Nach dem Schrei folgte ein anderes Geräusch, nicht weniger intensiv. Eher noch mehr. Magnus stellte sich vor, wie sich Snipes Lippen bewegten, als er keine Worte mehr herausbrachte. Das stumme Betteln und wortlose Zischen der Transformation.

Tiefere, komplexere Schnitte würden folgen.

Magnus hörte zu, als spielten fremde Musiker ein vertrautes Duett.

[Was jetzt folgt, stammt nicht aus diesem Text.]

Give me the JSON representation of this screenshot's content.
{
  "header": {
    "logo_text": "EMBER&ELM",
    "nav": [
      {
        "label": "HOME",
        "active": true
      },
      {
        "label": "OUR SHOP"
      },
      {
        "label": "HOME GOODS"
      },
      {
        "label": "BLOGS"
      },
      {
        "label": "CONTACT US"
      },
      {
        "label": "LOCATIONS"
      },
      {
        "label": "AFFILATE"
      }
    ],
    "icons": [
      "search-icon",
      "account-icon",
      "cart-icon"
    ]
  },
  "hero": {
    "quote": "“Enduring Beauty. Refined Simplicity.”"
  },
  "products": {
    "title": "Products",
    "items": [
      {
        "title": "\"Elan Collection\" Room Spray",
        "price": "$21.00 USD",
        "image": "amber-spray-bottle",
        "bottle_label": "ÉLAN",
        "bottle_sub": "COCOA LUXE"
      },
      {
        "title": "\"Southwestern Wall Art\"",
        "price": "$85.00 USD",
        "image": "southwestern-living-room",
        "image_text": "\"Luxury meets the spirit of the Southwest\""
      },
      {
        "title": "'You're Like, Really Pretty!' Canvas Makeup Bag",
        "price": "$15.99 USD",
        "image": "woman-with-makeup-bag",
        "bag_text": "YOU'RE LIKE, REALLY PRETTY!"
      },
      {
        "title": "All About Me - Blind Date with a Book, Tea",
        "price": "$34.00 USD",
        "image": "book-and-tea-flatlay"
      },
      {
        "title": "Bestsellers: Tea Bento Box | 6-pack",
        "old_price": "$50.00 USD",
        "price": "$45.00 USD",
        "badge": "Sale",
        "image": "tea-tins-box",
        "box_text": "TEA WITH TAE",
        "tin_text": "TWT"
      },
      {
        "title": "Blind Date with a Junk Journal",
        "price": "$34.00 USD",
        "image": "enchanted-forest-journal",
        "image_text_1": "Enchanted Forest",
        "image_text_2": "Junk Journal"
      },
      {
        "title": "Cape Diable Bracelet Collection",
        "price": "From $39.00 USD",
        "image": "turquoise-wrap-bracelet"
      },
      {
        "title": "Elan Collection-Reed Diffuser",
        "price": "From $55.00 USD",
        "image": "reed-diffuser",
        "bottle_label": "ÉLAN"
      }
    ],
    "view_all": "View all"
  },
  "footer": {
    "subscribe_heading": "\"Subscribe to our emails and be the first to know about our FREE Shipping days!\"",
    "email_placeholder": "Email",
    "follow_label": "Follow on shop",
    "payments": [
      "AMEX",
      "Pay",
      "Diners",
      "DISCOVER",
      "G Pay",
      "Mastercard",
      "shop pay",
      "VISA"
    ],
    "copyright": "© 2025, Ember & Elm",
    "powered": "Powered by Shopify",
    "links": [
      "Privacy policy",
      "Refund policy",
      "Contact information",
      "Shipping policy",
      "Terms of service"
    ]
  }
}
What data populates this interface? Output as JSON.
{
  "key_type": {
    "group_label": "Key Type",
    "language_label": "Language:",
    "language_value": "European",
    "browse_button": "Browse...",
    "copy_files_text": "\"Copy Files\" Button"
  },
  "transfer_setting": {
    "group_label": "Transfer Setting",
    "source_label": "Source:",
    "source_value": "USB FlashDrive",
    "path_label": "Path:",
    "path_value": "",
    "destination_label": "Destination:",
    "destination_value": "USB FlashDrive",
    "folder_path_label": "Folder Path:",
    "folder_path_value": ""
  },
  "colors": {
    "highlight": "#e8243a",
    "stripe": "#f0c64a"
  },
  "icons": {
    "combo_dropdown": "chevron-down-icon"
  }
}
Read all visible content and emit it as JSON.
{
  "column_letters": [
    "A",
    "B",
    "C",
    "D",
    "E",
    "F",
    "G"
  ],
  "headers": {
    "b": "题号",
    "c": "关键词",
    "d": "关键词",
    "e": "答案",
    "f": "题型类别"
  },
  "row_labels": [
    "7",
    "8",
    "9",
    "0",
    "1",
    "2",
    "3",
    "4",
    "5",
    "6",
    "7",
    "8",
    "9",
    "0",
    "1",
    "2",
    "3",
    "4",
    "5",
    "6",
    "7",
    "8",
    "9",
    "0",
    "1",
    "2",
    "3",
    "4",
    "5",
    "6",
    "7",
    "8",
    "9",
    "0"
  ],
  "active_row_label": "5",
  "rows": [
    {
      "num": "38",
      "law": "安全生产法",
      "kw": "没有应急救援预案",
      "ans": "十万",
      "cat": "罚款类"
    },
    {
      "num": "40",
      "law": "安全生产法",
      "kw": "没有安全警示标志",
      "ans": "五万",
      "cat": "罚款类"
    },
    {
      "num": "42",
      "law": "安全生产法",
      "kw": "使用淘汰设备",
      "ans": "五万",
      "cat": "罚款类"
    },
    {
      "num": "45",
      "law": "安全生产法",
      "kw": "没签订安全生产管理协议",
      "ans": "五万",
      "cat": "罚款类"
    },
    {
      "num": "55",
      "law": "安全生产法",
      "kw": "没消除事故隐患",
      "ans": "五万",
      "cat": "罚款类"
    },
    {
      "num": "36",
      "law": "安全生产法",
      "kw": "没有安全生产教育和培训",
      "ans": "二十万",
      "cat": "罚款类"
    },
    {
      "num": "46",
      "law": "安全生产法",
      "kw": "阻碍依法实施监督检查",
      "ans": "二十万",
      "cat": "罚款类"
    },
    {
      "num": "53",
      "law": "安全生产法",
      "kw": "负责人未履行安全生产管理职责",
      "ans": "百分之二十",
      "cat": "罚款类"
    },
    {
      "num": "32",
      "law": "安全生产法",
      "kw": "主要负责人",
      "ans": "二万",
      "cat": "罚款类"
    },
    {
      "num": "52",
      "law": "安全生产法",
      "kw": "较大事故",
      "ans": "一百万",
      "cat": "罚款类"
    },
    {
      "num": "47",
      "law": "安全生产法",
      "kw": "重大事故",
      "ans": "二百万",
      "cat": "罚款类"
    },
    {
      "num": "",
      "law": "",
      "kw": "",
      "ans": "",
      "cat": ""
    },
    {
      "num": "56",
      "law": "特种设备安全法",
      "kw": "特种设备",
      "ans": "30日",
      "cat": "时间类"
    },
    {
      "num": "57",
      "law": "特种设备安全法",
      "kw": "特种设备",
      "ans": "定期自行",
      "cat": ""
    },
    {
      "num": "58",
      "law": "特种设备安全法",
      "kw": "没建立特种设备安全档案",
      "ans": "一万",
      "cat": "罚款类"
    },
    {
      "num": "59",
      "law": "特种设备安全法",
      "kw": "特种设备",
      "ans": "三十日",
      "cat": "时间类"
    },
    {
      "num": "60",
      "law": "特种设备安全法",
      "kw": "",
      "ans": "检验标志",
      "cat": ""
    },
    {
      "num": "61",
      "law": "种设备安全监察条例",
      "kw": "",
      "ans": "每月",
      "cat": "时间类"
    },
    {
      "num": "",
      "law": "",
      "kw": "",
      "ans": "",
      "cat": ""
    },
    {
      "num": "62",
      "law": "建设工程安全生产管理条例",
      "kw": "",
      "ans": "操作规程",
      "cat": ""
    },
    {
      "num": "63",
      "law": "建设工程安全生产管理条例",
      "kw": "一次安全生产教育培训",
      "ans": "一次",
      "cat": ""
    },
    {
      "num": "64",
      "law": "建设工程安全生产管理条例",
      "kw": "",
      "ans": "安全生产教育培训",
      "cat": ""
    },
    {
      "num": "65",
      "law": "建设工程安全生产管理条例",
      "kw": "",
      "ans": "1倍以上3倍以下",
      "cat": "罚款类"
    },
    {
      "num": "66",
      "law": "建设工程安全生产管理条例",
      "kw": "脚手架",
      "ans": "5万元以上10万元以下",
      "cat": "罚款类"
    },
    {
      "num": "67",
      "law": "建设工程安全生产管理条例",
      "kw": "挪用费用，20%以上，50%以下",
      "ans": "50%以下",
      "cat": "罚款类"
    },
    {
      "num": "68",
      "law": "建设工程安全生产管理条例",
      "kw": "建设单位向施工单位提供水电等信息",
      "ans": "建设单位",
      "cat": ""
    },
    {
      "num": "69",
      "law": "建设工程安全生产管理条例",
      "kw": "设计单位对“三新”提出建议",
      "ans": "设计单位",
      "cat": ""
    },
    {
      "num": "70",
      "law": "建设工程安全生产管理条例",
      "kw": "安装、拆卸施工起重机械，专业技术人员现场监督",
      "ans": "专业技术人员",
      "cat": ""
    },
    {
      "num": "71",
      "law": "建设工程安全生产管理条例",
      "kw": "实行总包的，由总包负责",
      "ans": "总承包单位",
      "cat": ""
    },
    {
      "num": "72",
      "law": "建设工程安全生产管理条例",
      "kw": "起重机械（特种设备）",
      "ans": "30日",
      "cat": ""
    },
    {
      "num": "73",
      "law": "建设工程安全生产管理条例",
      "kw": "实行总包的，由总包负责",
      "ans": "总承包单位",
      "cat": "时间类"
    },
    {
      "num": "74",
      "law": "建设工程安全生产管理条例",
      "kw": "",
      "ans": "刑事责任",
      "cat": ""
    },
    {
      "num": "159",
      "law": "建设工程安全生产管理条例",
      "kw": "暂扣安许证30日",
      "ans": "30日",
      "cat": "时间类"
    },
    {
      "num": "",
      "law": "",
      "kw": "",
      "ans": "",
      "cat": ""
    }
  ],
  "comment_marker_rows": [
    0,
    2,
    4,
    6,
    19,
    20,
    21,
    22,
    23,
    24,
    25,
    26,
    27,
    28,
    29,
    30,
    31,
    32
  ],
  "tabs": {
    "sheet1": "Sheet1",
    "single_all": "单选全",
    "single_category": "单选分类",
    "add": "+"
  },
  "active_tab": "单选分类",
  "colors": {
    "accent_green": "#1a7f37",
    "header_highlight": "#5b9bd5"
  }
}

Er hörte zu, und es war gut.

  
6

 

Im Archiv war es staubig. Je weiter sich Pastorin Mary Simonson in den Jahren zurückbewegte, desto verstaubter wurden die Aktenkartons und die Regale, in denen sie aufbewahrt wurden. Die Stille lastete auf ihnen wie der Staub; Schicht um Schicht verschluckte sie das Holz, die Pappe, das Papier.

Der Archivar hatte seinen Stempel in ihren Fürsorgepass gedrückt. Ein Mann mit schuppiger Haut, dem drahtiges weißes Haar aus Ohren und Nase spross und dessen ausgebleichtem Pullunder und abgetragenen Kragenecken etwas Antiquarisches anhaftete. Er verströmte den Geruch eines Mannes, der alleine lebt. Ein Archivkontorist ging ihm zur Hand. Sie erfassten sämtliche Geburten, Todesfälle und Hochzeiten der Stadt und hefteten sie in Pappordnern ab, die sie in braunen Kartons auf den Regalen ablegten.

Pastorin Mary Simonsons Ausflug in die hintersten Winkel des Archivs führte sie bis tief in jene Bereiche, in denen der Staub seit Jahren, womöglich Dekaden, unberührt war. Allzu selten verschlug es jemanden nach dort hinten, und nur sehr wenige Fürsorgeangestellte bekamen überhaupt eine Zutrittsgenehmigung. Whittaker, der weißhaarige Archivar, und sein Kontorist, Rawlins, wurden dafür bezahlt, möglichst gewissenhaft Protokoll zu führen ― diesen Ort sauber zu halten, gehörte nicht zu ihren Aufgaben. Und das konnte man sehen.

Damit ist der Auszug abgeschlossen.